Et quand le mal est fait, beaucoup n’ont que leurs yeux pour pleurer. On ne sait pas encore si tel est le cas pour Lille, même s’il est avéré que les pirates du groupe Royal Ransomware se sont emparés de plusieurs centaines de gigas de données. « Nous avons appris ces derniers jours que des données de la ville de Lille avaient été exfiltrées et publiées sur le darknet par Royal Ransomware. On peut imaginer que c’est parce que les pirates réclament une rançon à la ville qu’elle n’a probablement pas payée », ajoute John Fokker.

Au début de l’année 2021, une attaque au rançongiciel a frappé le système informatique de la ville d’Angers. « A l’époque, on construisait des systèmes en pensant que l’on n’était pas des cibles intéressantes pour les pirates », reconnaît le directeur des systèmes d’information (DSI) de la ville. Pour cette attaque, les données n’avaient pas été exfiltrées, mais seulement cryptées. « Nous avons refusé de payer la rançon parce que l’on disposait de multiples sauvegardes qui nous ont permis de restaurer le système », se souvient le DSI.
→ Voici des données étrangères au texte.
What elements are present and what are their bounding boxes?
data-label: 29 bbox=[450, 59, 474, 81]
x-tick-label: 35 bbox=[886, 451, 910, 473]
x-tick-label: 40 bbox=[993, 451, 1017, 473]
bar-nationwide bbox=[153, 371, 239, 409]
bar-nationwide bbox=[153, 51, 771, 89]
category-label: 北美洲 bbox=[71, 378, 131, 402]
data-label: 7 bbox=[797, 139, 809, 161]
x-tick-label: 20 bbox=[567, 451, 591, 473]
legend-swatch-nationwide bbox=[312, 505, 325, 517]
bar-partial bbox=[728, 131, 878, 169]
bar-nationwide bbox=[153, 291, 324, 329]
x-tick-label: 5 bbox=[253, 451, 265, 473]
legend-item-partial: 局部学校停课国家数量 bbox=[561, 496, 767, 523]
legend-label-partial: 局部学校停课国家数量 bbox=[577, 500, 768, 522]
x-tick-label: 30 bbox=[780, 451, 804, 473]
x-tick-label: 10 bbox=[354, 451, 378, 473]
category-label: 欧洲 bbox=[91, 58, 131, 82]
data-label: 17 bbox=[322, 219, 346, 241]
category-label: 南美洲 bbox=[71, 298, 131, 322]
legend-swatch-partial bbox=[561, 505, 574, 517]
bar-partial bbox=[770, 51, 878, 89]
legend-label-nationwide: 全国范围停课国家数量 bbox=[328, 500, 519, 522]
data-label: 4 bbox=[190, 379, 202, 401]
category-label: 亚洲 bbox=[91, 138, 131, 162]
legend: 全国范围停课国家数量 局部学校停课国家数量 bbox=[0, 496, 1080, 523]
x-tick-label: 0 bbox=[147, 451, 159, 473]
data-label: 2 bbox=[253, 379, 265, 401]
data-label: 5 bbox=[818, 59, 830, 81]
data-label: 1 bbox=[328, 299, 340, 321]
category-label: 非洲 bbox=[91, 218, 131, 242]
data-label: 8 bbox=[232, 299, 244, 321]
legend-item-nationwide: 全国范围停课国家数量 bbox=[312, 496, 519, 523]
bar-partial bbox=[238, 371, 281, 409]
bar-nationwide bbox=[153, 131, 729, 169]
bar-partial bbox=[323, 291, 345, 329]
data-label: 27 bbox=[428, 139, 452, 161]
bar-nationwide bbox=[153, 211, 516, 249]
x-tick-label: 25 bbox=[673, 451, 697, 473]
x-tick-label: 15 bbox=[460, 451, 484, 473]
Le bilan qu’Angers fait de cette expérience, c’est qu’il faut y être préparé. C’est notamment le rôle du club de la sécurité numérique des collectivités (CSNC). Quand une nouvelle collectivité se fait attaquer, elle contacte celles qui ont déjà eu le tour. Le CSNC permet de formaliser ces échanges, « pour éviter de se retrouver seul quand ça arrive et partager les connaissances », nous explique-t-on. Des conseils sur la marche à suivre pour les victimes, mais aussi pour les collectivités encore épargnées. « Isoler ou filtrer l’accès au réseau selon les besoins, sectoriser au maximum les services pour éviter la contamination et, surtout, intégrer que la sécurité fait désormais partie intégrante du quotidien des directions des systèmes d’information », insiste l’association.